Bu arada işlerini kolaylaştırmak için koşturan bendenize de iltifat etmeyi ihmal etmediler. Ahmet ümit gülümseyerek, “Bak Mehmetçiğim, ben sana diyorum ya; Sahrap gibi kadınlar insanın hayatını kolaylaştırır” dediğinde, Mehmet Yaşin eminim sevgili eşi Ülker’i de düşünerek “Her eve lazım” dedi ve gevrek gevrek güldü.
Ahmet Ümit artık çiğköfte yapımını tamamlarken, son aşamada çiğköfteye zeytinyağı kattı. Hem mideyi korur, hem parlaklık verir hem de çok yakışır diyerek.
Onlar mutfağımda yemek yapıp sohbet ederken, ben de hayatımda ilk kez edebi bir çiğköfte yoğurma ritüeline şahit oldum.
Bu arada Mehmet Yaşin’in, içgüdüsel olsa gerek aklı fikri kulağı gözü hep yemekteydi. “Aman Ahmetçiğim elini korkak alıştırma, koy şu pul biberden biraz daha” derken, bir eliyle de patlıcanı közlüyordu.
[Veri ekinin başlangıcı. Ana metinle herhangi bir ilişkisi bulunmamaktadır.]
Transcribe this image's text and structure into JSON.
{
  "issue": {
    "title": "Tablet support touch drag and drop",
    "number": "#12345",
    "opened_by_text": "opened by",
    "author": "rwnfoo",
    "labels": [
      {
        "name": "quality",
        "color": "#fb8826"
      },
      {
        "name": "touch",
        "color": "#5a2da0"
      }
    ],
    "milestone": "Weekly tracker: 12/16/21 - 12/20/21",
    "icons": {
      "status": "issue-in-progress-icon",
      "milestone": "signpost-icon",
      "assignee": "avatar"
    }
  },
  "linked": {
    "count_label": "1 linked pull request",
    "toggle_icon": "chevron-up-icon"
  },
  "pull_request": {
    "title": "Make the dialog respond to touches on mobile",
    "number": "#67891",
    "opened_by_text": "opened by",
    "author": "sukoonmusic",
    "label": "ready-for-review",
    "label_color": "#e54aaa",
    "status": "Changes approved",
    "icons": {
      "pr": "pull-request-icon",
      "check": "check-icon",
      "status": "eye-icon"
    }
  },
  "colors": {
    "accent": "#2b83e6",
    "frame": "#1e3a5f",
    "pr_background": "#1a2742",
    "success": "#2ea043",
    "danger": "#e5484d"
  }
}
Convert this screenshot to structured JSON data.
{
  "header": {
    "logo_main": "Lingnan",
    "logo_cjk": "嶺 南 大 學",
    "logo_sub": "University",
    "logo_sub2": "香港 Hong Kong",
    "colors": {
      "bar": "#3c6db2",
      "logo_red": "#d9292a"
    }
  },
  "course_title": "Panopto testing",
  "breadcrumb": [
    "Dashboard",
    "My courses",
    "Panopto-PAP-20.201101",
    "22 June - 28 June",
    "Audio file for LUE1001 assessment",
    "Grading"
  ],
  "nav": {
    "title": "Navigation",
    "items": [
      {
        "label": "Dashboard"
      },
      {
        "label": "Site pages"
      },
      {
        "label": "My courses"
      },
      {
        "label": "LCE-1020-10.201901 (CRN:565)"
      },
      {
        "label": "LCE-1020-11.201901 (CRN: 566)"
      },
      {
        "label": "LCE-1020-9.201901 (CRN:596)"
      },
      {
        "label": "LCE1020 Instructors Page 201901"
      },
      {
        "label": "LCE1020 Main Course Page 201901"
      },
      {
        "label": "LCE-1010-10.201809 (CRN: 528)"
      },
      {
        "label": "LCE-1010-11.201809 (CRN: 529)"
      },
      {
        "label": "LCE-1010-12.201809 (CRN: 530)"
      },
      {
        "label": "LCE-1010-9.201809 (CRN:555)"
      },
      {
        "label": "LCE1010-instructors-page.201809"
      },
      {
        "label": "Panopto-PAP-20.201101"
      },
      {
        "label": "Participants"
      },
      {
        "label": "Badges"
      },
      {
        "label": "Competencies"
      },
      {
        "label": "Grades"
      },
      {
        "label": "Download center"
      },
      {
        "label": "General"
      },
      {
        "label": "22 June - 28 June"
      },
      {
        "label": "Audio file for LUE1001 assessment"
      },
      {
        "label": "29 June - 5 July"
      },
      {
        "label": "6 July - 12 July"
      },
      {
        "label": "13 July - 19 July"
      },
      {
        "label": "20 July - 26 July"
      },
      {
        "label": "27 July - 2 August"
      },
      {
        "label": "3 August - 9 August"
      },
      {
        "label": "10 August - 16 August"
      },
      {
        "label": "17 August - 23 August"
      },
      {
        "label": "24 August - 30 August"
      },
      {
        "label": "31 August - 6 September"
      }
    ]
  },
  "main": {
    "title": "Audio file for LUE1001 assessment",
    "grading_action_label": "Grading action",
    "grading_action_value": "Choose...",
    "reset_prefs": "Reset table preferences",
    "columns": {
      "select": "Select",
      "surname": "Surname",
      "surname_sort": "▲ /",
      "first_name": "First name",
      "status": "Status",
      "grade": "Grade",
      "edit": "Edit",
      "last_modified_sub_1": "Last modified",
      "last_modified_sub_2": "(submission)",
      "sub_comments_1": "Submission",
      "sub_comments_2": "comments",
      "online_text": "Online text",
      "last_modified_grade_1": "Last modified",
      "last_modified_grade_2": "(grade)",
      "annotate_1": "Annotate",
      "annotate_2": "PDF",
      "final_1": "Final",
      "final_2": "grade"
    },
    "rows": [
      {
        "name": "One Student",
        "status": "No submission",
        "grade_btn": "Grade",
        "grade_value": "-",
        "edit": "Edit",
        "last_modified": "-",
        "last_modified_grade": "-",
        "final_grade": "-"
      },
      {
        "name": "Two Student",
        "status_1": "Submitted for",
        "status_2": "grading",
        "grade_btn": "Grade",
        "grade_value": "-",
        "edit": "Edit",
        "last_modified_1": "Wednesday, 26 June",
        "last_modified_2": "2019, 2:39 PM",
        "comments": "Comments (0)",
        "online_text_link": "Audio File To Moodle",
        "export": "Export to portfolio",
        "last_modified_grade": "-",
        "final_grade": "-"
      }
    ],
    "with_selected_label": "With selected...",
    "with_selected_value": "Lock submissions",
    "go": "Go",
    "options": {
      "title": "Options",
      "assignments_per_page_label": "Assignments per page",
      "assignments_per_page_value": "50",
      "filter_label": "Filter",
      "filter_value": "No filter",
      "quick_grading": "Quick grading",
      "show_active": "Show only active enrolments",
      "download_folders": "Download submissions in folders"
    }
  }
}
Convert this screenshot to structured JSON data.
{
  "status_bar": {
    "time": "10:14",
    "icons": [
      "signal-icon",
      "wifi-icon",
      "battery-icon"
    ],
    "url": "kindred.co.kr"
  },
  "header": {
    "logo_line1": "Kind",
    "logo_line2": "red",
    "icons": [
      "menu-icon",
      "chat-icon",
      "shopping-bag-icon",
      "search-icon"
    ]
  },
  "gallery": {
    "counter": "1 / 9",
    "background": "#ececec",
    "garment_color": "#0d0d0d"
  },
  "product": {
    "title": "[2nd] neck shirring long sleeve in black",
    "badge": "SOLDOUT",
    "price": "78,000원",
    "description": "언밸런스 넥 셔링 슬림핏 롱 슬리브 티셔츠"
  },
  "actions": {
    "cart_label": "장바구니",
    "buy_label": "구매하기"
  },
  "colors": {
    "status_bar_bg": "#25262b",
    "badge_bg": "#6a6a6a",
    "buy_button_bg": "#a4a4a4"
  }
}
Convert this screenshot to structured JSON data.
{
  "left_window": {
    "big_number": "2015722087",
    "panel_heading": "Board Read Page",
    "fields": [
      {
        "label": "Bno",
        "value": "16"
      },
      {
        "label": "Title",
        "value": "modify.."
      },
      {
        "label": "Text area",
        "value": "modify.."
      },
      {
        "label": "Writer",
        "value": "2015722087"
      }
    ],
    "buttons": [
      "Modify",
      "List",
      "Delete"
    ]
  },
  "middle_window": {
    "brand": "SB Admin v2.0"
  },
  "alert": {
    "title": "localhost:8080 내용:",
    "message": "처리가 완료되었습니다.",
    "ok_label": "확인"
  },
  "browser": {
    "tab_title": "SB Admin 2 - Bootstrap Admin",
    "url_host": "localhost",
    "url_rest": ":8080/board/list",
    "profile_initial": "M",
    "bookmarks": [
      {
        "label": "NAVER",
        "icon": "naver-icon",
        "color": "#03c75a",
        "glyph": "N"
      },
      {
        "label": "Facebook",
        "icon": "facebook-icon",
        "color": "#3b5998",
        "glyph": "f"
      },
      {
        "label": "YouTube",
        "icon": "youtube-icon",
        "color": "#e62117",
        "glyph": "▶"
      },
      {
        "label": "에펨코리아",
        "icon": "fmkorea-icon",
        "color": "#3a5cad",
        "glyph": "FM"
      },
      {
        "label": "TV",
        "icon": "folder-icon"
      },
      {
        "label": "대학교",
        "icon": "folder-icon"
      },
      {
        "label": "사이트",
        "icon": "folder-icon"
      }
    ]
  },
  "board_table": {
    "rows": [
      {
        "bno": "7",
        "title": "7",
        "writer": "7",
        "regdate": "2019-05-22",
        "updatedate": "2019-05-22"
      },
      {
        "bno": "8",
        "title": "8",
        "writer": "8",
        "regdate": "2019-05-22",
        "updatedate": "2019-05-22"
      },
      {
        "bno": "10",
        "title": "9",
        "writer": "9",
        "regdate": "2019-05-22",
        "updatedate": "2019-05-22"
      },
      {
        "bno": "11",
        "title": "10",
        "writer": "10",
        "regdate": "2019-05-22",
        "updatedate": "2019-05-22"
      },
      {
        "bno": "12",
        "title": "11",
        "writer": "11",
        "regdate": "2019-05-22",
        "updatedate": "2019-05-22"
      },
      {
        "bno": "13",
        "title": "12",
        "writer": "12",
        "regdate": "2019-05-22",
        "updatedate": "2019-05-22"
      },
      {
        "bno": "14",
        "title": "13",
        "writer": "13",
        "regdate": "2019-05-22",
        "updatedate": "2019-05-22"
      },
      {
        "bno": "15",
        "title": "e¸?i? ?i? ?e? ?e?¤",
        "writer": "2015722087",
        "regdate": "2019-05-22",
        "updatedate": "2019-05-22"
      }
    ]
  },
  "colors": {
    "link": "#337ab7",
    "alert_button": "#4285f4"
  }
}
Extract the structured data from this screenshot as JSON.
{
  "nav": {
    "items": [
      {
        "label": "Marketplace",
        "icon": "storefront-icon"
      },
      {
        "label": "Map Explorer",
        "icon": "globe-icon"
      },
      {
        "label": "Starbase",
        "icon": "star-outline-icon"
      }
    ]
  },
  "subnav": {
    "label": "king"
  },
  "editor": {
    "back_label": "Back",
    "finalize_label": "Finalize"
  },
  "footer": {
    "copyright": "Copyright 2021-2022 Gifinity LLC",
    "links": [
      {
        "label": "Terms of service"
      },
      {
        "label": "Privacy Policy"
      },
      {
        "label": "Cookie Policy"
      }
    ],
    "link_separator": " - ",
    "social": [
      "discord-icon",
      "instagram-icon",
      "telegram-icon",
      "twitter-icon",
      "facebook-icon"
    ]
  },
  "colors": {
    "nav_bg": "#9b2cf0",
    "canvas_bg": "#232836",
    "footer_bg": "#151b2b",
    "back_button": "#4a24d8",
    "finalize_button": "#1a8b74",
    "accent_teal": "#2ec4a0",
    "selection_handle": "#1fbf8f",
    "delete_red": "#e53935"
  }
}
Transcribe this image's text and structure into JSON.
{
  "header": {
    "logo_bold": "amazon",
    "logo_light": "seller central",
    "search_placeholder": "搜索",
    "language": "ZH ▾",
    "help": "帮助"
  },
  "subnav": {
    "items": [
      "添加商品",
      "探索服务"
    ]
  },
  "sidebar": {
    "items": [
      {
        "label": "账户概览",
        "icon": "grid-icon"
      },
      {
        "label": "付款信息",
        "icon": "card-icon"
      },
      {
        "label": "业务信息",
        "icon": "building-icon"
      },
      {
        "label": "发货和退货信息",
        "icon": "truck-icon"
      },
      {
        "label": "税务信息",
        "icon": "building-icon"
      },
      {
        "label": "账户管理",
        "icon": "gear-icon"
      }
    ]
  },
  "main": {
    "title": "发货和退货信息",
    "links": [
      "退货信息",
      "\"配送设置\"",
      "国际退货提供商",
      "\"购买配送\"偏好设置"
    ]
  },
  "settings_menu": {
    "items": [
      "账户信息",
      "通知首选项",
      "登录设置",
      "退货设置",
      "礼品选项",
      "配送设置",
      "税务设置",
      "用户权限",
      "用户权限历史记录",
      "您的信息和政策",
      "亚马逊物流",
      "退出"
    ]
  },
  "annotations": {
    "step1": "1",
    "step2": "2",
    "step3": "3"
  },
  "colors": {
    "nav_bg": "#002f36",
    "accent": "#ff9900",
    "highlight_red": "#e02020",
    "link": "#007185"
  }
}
Bir yanda sumak ekşili çorba, bir yanda alinazik, bir yanda da çiğköfteyi görünce dayanamadı ve “Ya, bir de kokulu televizyon çıksa” dedi.
Düşünsenize; yemek programı seyrediyorsunuz, o anda odaya kokular yayılıyor. O kadar ilham verici, kışkırtıcı bir durum ki, kokuyu alan herkes mutfağa koşturup yemek pişirecektir!
İkilinin sohbeti o kadar keyifliydi ki, sonunda onlar da birlikte bir polisiye yemek romanı yazmaya karar verdiler.
Konsepti de şöyle kurguladılar: Bir cinayet işleniyor, ardından bir yemek tarifi veriliyor, sonra bir cinayet ve bir yemek tarifi daha. Ve böylece kitap bitiyor. Bir gün bu kitap projesi gerçekleşirse, muhtemelen adı “Polisiye Tarifler” olur ve aynı zamanda karın doyuran bir kitap çıkar ortaya.
Bütün bunlar olurken zaman geçmesin istedim ve kârlı bir kış gününde mutfağımda misafir ettiğim bu muhteşem ikiliyle kalbimi paylaştığımı hissettim.